Question

Association. A researcher investigating the association between two variables collected some data and was surprised when he calculated the correlation. He had expected to find a fairly strong association, yet the correlation was near 0 . Discouraged, he didn't bother making a scatterplot. Explain to him how the scatterplot could still reveal the strong association he anticipated.

Short answer

A scatterplot might reveal a strong non-linear association, even if the correlation is near 0.

Step-by-step solution

Understand Correlation Coefficient

The correlation coefficient, denoted as \(r\), measures the strength and direction of a linear relationship between two variables. A correlation near 0 indicates a very weak linear relationship, implying that the data points do not follow a linear trend.

Recognize Non-linear Associations

If the relationship between the two variables is non-linear (for example, quadratic, exponential, or another form of curve), the correlation coefficient might be near 0, even though there is a strong association of a non-linear nature.

Create the Scatterplot

Plot the data on a scatterplot to visually inspect the relationship between the variables. By doing this, you can directly observe patterns, clusters, or any type of non-linear relationship that won't be reflected by the correlation coefficient alone.

Analyze the Scatterplot

Look for shapes or trends in the data points on the scatterplot. For example, a parabolic shape (U or inverted U), exponential growth or decay, or any circular or spiral pattern could suggest a non-linear relationship not captured by the correlation coefficient.

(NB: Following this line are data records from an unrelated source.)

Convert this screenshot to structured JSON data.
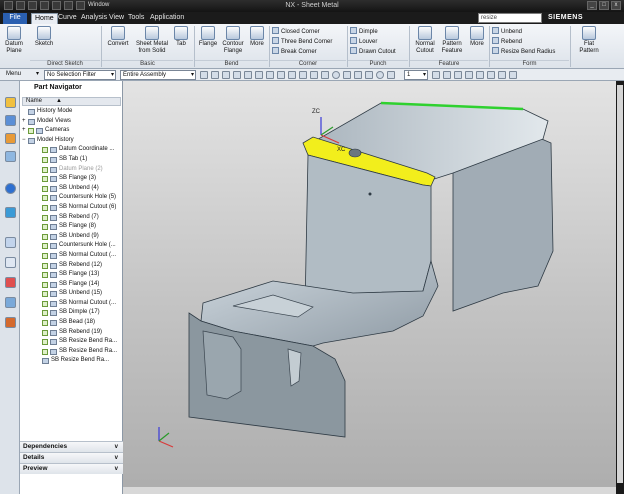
{
  "window": {
    "title": "NX - Sheet Metal",
    "brand": "SIEMENS",
    "quick_access": "Window"
  },
  "tabs": [
    "File",
    "Home",
    "Curve",
    "Analysis",
    "View",
    "Tools",
    "Application"
  ],
  "search": {
    "value": "resize"
  },
  "ribbon": {
    "big_buttons": [
      "Datum Plane",
      "Sketch",
      "Convert",
      "Sheet Metal from Solid",
      "Tab",
      "Flange",
      "Contour Flange",
      "More",
      "Normal Cutout",
      "Pattern Feature",
      "More",
      "Flat Pattern"
    ],
    "corner": [
      "Closed Corner",
      "Three Bend Corner",
      "Break Corner"
    ],
    "punch": [
      "Dimple",
      "Louver",
      "Drawn Cutout"
    ],
    "form": [
      "Unbend",
      "Rebend",
      "Resize Bend Radius"
    ],
    "groups": [
      "Direct Sketch",
      "Basic",
      "Bend",
      "Corner",
      "Punch",
      "Feature",
      "Form"
    ]
  },
  "selection_bar": {
    "menu": "Menu",
    "filter": "No Selection Filter",
    "scope": "Entire Assembly",
    "layer": "1"
  },
  "navigator": {
    "title": "Part Navigator",
    "column": "Name",
    "items": [
      {
        "label": "History Mode",
        "level": 0,
        "dim": false,
        "check": false
      },
      {
        "label": "Model Views",
        "level": 0,
        "dim": false,
        "check": false
      },
      {
        "label": "Cameras",
        "level": 0,
        "dim": false,
        "check": true
      },
      {
        "label": "Model History",
        "level": 0,
        "dim": false,
        "check": false
      },
      {
        "label": "Datum Coordinate ...",
        "level": 1,
        "dim": false,
        "check": true
      },
      {
        "label": "SB Tab (1)",
        "level": 1,
        "dim": false,
        "check": true
      },
      {
        "label": "Datum Plane (2)",
        "level": 1,
        "dim": true,
        "check": true
      },
      {
        "label": "SB Flange (3)",
        "level": 1,
        "dim": false,
        "check": true
      },
      {
        "label": "SB Unbend (4)",
        "level": 1,
        "dim": false,
        "check": true
      },
      {
        "label": "Countersunk Hole (5)",
        "level": 1,
        "dim": false,
        "check": true
      },
      {
        "label": "SB Normal Cutout (6)",
        "level": 1,
        "dim": false,
        "check": true
      },
      {
        "label": "SB Rebend (7)",
        "level": 1,
        "dim": false,
        "check": true
      },
      {
        "label": "SB Flange (8)",
        "level": 1,
        "dim": false,
        "check": true
      },
      {
        "label": "SB Unbend (9)",
        "level": 1,
        "dim": false,
        "check": true
      },
      {
        "label": "Countersunk Hole (...",
        "level": 1,
        "dim": false,
        "check": true
      },
      {
        "label": "SB Normal Cutout (...",
        "level": 1,
        "dim": false,
        "check": true
      },
      {
        "label": "SB Rebend (12)",
        "level": 1,
        "dim": false,
        "check": true
      },
      {
        "label": "SB Flange (13)",
        "level": 1,
        "dim": false,
        "check": true
      },
      {
        "label": "SB Flange (14)",
        "level": 1,
        "dim": false,
        "check": true
      },
      {
        "label": "SB Unbend (15)",
        "level": 1,
        "dim": false,
        "check": true
      },
      {
        "label": "SB Normal Cutout (...",
        "level": 1,
        "dim": false,
        "check": true
      },
      {
        "label": "SB Dimple (17)",
        "level": 1,
        "dim": false,
        "check": true
      },
      {
        "label": "SB Bead (18)",
        "level": 1,
        "dim": false,
        "check": true
      },
      {
        "label": "SB Rebend (19)",
        "level": 1,
        "dim": false,
        "check": true
      },
      {
        "label": "SB Resize Bend Ra...",
        "level": 1,
        "dim": false,
        "check": true
      },
      {
        "label": "SB Resize Bend Ra...",
        "level": 1,
        "dim": false,
        "check": true
      },
      {
        "label": "SB Resize Bend Ra...",
        "level": 1,
        "dim": false,
        "check": false
      }
    ],
    "footer": [
      "Dependencies",
      "Details",
      "Preview"
    ]
  },
  "viewport": {
    "triad_labels": [
      "ZC",
      "XC"
    ],
    "highlight_color": "#f2ee1c",
    "edge_color": "#2fd12f",
    "part_color": "#b7c3cc"
  }
}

Conclude with a Visual Analysis

Based on the scatterplot's visual representation, determine if there is indeed a strong association between the variables, just not in a linear form. This emphasizes why scatterplots are crucial for identifying relationships that the correlation coefficient may miss.

Key concepts

Non-linear relationships

Continuous data can often be complex and not follow a straight line. Non-linear relationships occur when two variables are related, but their relationship doesn't create a straight line when graphed. This could be a curve, like a parabola or an exponential growth pattern. These types of relationships are not appropriately measured by the correlation coefficient, which only assesses linear connections.
A common example of a non-linear relationship is a quadratic relationship, where one variable might increase as another increases, but only up to a point, after which it decreases,— creating an inverted U-shape. Recognizing the specifics of these associations can help in understanding the real dynamics underlying the datasets.

Scatterplot analysis

A scatterplot is a type of graph used to visually represent the relationship between two variables. Each point on the graph corresponds to one observation (or data point) comprising a pair of numbers.
By examining the distribution and arrangement of these points, patterns such as clusters or outliers can be distinguished. This visual representation can uncover trends and relationships, whether they are linear or non-linear.
Creating a scatterplot is an essential step in data analysis because it provides a visual understanding that numerical statistics, such as the correlation coefficient, may not reveal. Being a simple yet powerful tool, it allows researchers to observe directly the nature of the relationships within their data, making it clear if relationships are present—even in non-linear forms.

Correlation coefficient

The correlation coefficient, denoted by 'r', is a numerical measure that assesses the strength and direction of a linear relationship between two variables. It ranges between -1 and 1.

• If 'r' is close to 1, it indicates a strong positive linear relationship.
• If 'r' is close to -1, it suggests a strong negative linear relationship.
• A value near 0 implies little to no linear relationship.

However, this measure has its limitations. When the underlying relationship is non-linear, the correlation coefficient can be very close to zero—even when a strong association exists.
Understanding the limitation of 'r' is crucial, as it reaffirms the importance of using additional analysis methods, such as scatterplot inspections, to fully comprehend data relationships.

Linear vs non-linear associations

It's important to distinguish between linear and non-linear associations when studying relationships between variables. Linear associations involve a straight-line relationship where changes in one variable predict changes in another at a constant rate. These associations are easily captured by the correlation coefficient.
Non-linear associations, on the other hand, entail relationships that are not constant—they could involve curvature, peaks, or troughs. Because these patterns deviate from a straight-line form, the correlation coefficient might fail to capture the essence of these associations. This is why non-linear associations can appear inconsequential if the analysis relies solely on a correlation coefficient, emphasizing the necessity for visual tools like scatterplots to explore the true nature of the connections. Understanding both types helps provide a comprehensive picture and avoid misinterpretations in data analysis.